Planless

I stumbled upon the design field. It wasn’t for a career when I made my first website with FrontPage 98. No one could tell the difference from a Word document anyway. I was fifteen, so there was no plan, only feelings. The feeling of drawing clean shapes that I couldn’t do freehand. The feeling of typing without looking at the keyboard. Just like any teenager, I chased feelings I liked. I probably wouldn’t continue if I knew I was chasing what I was going to do almost every day for the next two decades. I’m glad I never thought that through.

Then from a certain point, all this became work and career. The getting-paid part was good, but the fun started ebbing. And I started making plans. Plans for tasks, projects, career, and life. Ironically though, looking back, what brought me this far was the things I never planned for. My plans have either been dismissed or underwhelmingly achieved. However, I keep planning despite what I learn from experience (that planning never works). I guess planning makes me feel safer than I actually am. It gives me a false sense of preparing for the future.

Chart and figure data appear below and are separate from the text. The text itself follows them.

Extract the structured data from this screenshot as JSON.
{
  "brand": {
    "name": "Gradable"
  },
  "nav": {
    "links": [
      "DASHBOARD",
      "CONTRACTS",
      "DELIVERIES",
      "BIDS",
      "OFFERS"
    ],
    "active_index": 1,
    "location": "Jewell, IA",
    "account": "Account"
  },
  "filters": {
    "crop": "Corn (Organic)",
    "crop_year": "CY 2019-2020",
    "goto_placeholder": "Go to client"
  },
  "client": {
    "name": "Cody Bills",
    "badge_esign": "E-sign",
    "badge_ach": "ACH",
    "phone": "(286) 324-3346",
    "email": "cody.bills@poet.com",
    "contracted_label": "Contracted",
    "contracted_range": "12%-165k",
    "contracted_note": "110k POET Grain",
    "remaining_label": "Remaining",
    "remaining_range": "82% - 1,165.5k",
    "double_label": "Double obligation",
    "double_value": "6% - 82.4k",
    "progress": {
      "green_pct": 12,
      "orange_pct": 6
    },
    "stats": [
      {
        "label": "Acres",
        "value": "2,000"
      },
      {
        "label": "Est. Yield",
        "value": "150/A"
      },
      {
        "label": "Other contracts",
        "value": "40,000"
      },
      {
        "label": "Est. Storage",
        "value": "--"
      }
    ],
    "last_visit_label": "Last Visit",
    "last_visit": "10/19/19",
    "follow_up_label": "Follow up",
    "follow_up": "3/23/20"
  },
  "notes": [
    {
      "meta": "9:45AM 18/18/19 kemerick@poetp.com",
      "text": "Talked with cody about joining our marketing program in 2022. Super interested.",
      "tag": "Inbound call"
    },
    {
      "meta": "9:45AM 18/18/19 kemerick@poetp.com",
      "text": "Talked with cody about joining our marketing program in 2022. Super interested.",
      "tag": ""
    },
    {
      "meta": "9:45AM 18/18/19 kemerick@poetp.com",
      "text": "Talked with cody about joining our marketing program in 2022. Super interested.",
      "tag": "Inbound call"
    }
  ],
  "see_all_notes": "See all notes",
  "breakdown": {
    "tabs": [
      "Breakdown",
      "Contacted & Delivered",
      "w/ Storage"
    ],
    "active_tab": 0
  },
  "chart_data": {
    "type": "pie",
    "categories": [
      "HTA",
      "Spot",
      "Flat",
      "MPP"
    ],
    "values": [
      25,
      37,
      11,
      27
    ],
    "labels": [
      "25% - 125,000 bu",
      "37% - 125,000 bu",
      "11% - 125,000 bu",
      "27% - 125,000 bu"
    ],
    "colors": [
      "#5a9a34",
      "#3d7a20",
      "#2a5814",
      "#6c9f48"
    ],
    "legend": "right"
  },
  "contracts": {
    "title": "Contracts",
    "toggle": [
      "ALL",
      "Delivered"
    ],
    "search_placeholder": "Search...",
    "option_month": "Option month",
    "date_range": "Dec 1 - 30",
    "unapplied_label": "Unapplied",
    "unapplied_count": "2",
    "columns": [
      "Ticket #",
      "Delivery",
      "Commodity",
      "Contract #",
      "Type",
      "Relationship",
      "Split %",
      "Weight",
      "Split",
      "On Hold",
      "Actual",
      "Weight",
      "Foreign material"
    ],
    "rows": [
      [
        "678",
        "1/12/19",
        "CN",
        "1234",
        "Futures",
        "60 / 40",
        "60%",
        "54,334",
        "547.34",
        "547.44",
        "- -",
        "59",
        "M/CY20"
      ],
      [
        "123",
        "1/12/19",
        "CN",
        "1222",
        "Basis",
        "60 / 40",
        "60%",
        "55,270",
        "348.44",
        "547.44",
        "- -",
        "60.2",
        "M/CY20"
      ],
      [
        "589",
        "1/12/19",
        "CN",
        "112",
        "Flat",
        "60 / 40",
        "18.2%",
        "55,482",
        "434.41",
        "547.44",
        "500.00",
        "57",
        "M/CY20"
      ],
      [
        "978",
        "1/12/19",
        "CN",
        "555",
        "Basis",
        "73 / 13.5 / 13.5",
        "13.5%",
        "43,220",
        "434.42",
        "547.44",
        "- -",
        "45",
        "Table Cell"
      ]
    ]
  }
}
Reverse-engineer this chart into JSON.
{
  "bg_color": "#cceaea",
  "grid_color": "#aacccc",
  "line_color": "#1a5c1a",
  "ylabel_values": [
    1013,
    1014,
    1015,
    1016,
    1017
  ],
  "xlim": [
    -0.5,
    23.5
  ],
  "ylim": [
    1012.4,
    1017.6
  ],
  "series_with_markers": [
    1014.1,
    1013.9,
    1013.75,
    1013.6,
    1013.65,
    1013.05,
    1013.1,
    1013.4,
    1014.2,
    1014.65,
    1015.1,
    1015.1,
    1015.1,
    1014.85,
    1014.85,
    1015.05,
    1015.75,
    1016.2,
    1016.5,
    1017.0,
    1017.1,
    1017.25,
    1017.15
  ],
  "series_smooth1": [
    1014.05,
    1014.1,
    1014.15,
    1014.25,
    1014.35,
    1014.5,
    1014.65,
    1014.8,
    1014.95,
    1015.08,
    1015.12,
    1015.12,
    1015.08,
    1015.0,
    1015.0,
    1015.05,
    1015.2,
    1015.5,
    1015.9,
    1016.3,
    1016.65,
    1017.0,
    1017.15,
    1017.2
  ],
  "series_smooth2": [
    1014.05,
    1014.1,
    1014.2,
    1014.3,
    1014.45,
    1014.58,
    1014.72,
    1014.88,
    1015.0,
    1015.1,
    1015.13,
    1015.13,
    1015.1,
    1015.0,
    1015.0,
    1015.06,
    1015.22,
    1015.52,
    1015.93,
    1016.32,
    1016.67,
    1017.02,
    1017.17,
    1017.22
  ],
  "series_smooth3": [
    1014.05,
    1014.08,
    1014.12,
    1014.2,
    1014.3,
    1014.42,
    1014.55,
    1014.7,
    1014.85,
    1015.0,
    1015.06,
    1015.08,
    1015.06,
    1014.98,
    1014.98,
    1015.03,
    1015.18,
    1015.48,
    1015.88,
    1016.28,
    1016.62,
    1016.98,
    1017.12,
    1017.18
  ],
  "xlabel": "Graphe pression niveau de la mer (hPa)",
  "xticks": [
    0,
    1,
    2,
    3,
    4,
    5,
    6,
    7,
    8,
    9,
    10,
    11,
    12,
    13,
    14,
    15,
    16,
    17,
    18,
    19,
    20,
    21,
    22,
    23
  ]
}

Long-term planning, in particular, is hardly valuable considering the line of work I’m in. I see people earn a lot of dough in a job that didn’t exist five years ago. I’ve had about six different job titles so far - kept making websites. This is a field where you survive by adapting to changes and resisting the urge to make long-term plans. It’s almost like the whole industry is for planless people.

I do make plans nonetheless. What else can I do?